Jakarta -
Usul dari Gubernur Lemhanas, Agus Widjojo soal Polri berada di bawah Kementerian Keamanan Dalam Negeri dan Dewan Keamanan Nasional dinilai melawan demokrasi. Polri disebut akan terseret arus politik bila hal itu terjadi, karena menteri merupakan jabatan politik.
"Undang-undangnya sebenarnya bisa diganti (kalau ingin polisi di bawah kementerian). Tetapi ini melawan prinsip demokrasi," kata pengamat politik dan keamanan nasional, Hermawan Sulistyo kepada wartawan, Senin (3/1/2022).
Hermawan juga mengaku tak menyangka Agus mengusulkan ide tersebut. Karena, lanjut Hermawan, Agus dikenal sebagai sosok yang menjunjung demokrasi.
SCROLL TO CONTINUE WITH CONTENT
"Dan bagi saya aneh karena yang punya ide itu Gubernur Lemhanas yang selama ini dikenal sebagai champion demokrasi. Gubernur Lemhanas itu, kita semua mengenal sebagai champion demokrasi," ujar Hermawan.
"Lah kok ini punya pikiran yang menabrak demokrasi, jangan-jangan ini bagian dari kampanye Gubernur mau nyapres 2024?" sambung dia.
Hermawan mengatakan dirinya telah menulis buku untuk menjawab isu ini 10 tahun silam. Dia mengatakan saat itu isu yang sama juga pernah terlontarkan.
"Buku 'Polri dalam Arsitektur Negara' menjawab isu ini 10 tahun yang lalu. Jadi temanya sama, isunya sama, 10 tahun yang lalu saya bikin buku itu menjawab suara-suara yang mendorong ke arah penempatan Polri sebagai Ditjen di bawah Kemendagri," terang Hermawan.
"Kalau (Polri) berada dalam satu kementerian, menteri itu jabatan politik. Nah terus gimana wajah hukum di Indonesia kalau seperti itu?" sambung dia.
Simak selengkapnya di halaman berikutnya.
Hermawan selanjutnya menerangkan polisi bersifat diskresional sehingga tak ada aturan baku yang menyamakan sistem kepolisian di seluruh dunia.

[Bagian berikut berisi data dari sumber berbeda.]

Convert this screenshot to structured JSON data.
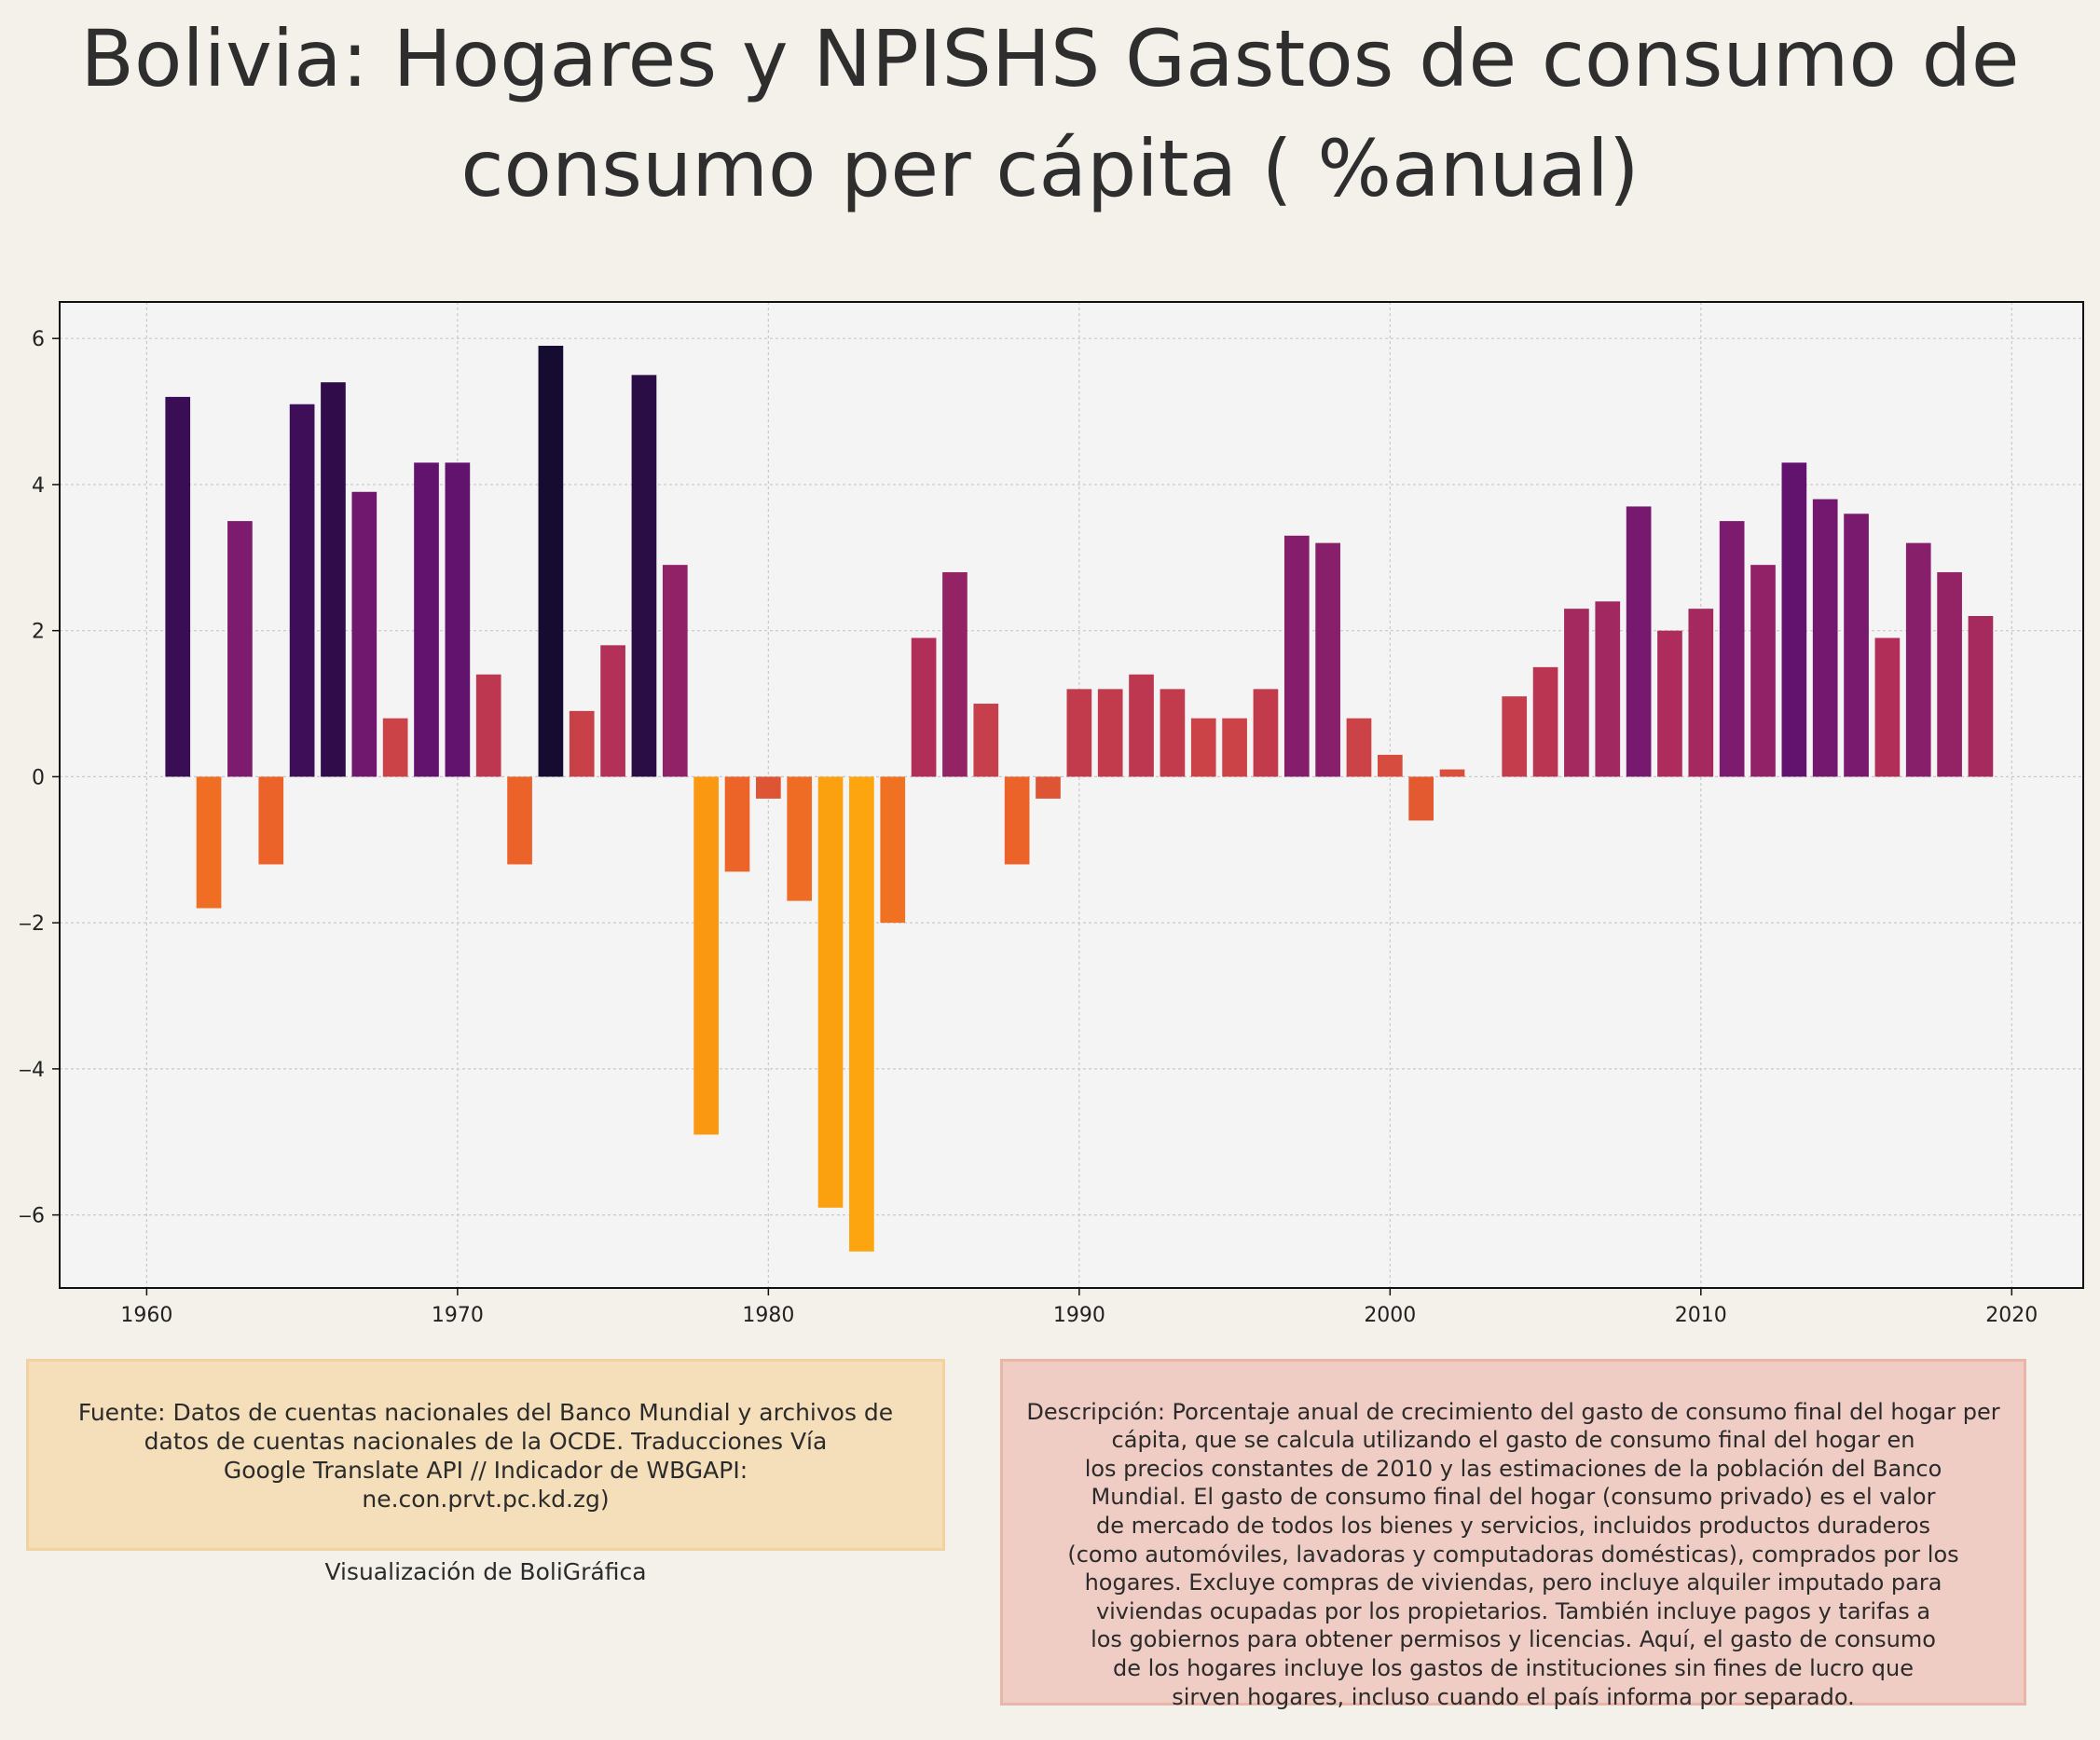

Hermawan berujar polisi tak bersifat komando karena bukan lembaga militer.
"Kedua, di dalam nomenklatur polisi di seluruh dunia itu memang tidak ada aturan bakunya, karena sifatnya polisi itu diskresional, bukan komando. Kalau diskresional maka struktur jabatan, kewenangan dalam jabatan dan lain-lain itu juga tidak ada yang baku," sebut Hermawan.
"Jadi organisasi kepolisian di dunia ini tidak ada yang sama. Pangkatnya pun tidak ada yang sama karena ini bukan organisasi miiter yang sifatnya komando," lanjut Hermawan.
Ketidaksamaan sistem organisasi di kepolisian, jelas Hermawan, karena kebutuhan dan cara tiap negara terkait keamanan dan ketertiban masyarakatnya berbeda-beda. "Jadi kalau alasannya di Negara A, Negara B polisi di bawah kementerian, ya itu kebutuhan dari negara itu," tutur Hermawan.
Masih kata Hermawan, konsekuensi dari demokrasi adalah posisi kepolisian yang berada di dua kaki kekuasaan, yakni eksekutif dan yudikatif. Namun kaki eksekutif dalam hal ini adalah kepala negara, bukan kepala pemerintahan.
"Dari segi tata laksana pemerintahan, kita ini menganut prinsip demokrasi. Di dalam demokrasi ada pemilahan yang tegas antara cabang kekuasaan eksekutif dan cabang kekuasaan yudikatif. Polisi kita itu kita pastikan ada di dua kaki itu dan menginduk kepada Presiden selaku kepala negara, bukan kepala pemerintahan yang eksekutif," papar dia.
"Kalau Kepala negara punya kewenangan yudikatif yaitu grasi, amnesti misalnya. Kepala negara dalam hal fungsinya (Polri) sebagai penegak hukum. Di pemerintahan itu fungsinya hanya pelayanan publik. Nah ini penegak hukumnya mau dipreteli terus, yang urusi kejahatan-kejahatan lalu siapa?" pungkas Hermawan.